This is my monthly recap of the books I've read and reviewed on my book blog. For full reviews of these books, click on the title to go to Marie's Book Garden.
October was a great month for reading, with only one just "okay" book:
The House I Loved, Tatiana de Rosnay
My book group chose this book for October. It's the story of Rose Bazelet, a widow who lives in an old house in Paris in the 1860s, an era when hundreds of houses are being demolished to rebuild Paris. I found Rose to be difficult to like, especially because of her neglect and dislike of her daughter. She poured all of her love and affection into her son instead. And to stay in a house and put others' lives at risk all for the sake of principle? I found her to be reckless at best. It was somewhat interesting to learn about this era in Paris' history, but I'm not sure I would recommend this book to anyone.
Cinnamon and Gunpowder, by Eli Brown
I loved this book. If you like historical fiction, cooking, eating, or pirates, you'll enjoy it too. England, 1819...after pirate captain "Mad Hannah Mabbott" kills Lord Ramsey, she kidnaps Owen Wedgwood, Ramsey's talented chef.
She informs him that he can stay alive if he cooks a sumptuous dinner for her every Sunday evening. A wild pirate adventure, love story, and culinary tale all rolled into one!
Three Great Memoirs
The Invisible Girls, by Sarah Thebarge
Sarah Thebarge survived grueling breast cancer, and a recurrence within a year, before moving west to Portland, Oregon, where she meets a Somali immigrant and her five young daughters, and a friendship begins. Thebarge alternates her story between getting to know and helping Hadhi and the girls and her travails enduring breast cancer treatment. When she got to know and began to help Hadhi, who didn't speak much English, she seemed to relate to the "invisible girls" because of what she had endured. She too felt like a stranger in a strange land. Thebarge brought delight into their lives and she helped them muddle through, and she too was enriched by the experience. She decided to write this book so she could raise money for the girls to go to college. I hope she is successful in her goal.

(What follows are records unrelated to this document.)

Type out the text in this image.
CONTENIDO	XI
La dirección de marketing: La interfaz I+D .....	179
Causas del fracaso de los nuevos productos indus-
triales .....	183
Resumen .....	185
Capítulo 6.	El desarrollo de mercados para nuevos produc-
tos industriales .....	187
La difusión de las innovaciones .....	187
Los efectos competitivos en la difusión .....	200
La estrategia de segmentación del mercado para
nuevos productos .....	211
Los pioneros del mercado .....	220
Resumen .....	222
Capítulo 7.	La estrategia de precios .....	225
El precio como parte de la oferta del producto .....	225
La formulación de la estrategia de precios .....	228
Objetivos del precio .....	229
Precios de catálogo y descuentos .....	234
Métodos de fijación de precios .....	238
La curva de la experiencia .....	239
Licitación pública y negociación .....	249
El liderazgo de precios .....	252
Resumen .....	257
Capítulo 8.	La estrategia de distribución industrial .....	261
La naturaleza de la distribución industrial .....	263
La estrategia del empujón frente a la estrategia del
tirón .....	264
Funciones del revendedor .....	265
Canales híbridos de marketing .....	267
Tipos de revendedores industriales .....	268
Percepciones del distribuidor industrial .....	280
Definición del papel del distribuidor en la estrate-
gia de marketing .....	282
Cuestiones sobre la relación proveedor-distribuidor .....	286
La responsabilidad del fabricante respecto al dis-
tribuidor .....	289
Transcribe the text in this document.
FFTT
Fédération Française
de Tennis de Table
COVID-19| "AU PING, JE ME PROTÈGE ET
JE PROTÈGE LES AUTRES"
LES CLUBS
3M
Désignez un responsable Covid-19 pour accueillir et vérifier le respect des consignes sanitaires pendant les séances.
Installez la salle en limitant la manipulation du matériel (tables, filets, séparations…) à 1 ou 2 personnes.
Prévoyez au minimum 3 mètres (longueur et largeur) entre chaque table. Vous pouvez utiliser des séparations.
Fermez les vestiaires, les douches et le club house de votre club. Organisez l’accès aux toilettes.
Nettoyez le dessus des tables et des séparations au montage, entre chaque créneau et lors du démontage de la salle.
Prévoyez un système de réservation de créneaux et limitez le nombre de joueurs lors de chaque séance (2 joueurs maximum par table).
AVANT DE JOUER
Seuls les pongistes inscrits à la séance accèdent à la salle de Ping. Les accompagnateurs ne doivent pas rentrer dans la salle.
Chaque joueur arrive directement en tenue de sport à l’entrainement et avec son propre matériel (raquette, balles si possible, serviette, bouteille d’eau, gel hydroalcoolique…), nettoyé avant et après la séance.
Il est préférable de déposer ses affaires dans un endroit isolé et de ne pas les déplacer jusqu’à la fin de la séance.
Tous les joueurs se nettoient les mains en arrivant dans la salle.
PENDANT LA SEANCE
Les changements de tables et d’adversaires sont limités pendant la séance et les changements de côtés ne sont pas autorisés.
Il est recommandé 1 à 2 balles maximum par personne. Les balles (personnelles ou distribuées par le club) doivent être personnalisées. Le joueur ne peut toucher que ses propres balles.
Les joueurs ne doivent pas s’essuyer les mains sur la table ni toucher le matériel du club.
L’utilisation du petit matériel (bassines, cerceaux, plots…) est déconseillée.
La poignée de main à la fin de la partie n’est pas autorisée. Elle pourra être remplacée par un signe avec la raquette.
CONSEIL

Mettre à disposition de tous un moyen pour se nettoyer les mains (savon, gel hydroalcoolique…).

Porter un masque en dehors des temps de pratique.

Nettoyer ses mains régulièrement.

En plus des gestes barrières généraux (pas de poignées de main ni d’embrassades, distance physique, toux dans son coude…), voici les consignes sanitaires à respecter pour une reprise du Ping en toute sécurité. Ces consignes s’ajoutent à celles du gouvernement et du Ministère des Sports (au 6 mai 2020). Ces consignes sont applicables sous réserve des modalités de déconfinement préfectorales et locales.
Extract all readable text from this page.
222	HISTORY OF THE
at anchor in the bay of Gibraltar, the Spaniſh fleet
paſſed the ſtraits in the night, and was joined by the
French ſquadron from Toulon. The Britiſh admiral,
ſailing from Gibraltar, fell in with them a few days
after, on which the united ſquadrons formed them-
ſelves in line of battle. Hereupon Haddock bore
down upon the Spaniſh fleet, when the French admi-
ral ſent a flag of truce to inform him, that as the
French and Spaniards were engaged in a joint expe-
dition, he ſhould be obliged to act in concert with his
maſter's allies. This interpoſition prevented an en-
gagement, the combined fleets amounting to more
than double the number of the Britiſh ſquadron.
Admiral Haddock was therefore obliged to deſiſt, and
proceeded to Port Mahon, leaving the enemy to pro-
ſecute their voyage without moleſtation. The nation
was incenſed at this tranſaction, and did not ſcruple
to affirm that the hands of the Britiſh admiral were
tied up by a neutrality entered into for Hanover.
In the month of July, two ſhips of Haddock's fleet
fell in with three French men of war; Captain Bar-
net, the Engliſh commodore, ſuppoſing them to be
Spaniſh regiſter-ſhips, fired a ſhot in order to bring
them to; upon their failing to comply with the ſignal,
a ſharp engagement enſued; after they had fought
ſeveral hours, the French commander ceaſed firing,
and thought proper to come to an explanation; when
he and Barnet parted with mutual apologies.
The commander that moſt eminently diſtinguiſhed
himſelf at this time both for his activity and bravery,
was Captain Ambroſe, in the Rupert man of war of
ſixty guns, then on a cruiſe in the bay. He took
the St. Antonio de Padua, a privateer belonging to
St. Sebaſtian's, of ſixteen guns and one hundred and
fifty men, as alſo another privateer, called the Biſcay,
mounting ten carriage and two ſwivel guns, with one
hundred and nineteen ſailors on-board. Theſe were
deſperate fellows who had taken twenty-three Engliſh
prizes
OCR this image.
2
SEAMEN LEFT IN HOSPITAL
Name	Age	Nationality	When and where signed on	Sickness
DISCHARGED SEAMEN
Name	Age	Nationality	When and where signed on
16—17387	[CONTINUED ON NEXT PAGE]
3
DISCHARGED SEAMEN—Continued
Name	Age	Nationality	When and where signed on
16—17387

Pastrix: The Cranky, Beautiful Faith of a Sinner and Saint, by Nadia Bolz-Weber
This book brought me to tears so many times. Nadia Bolz-Weber is a recovering alcoholic and fundamentalist (she was raised in the ultraconservative Church of Christ), and she is now an ELCA (Evangelical Lutheran Church in America) pastor, wife, and mother. She founded and leads a church called the House for All Sinners and Saints, or HFASS (pronounced Half-Ass) for short. In this book, Bolz-Weber shares deeply and honestly about her own personal trials and how she found her way to the Lutheran church: in one word, grace.
Her grumpiness comes out full bore in her memoir, but that's what I like so much about it: her deep honesty. She's like Anne Lamott as an ELCA pastor. I heavily dog-eared my copy of this book, and if this book sounds interesting to you, I encourage you to read my full review. It's too hard to summarize in a few paragraphs. This book, while it might not appeal to everyone (especially if you are sensitive to salty language), made me glad to be an ELCA Lutheran. I'm so glad that we have tattooed, alcoholic pastors like Bolz-Weber, and that she is spreading the word about God's grace to everyone.
Orange Is the New Black: My Year in a Women's Prison, by Piper Kerman
I'm completely hooked on the Netflix series "Orange Is the New Black," so I was anxious to read the memoir that is the basis for the show. Rich, Smith-educated white girl smuggles drug money for her girlfriend. Ten years later, after she has reinvented her life and gone to the other side (she's engaged to a man), the feds show up at her door. She has to go to prison for 15 months (13 months with time off for good behavior) because of the mistake she made as a young woman. She serves her time in Danbury Prison in Connecticut, and toward the end of her sentence she gets transferred to even worse places--Oklahoma City and Chicago. While in prison, she makes friends and learns how to survive. Read the full review to learn more about how the book differs from the show. I enjoyed the book, but the TV show is so much fuller, mostly because the stories of the diverse prisoners are so much more interesting than the rich white woman's. I'm glad Piper Kerman wrote her story, though, because it's called attention to the bad conditions of women in prison and their lack of control over their environment.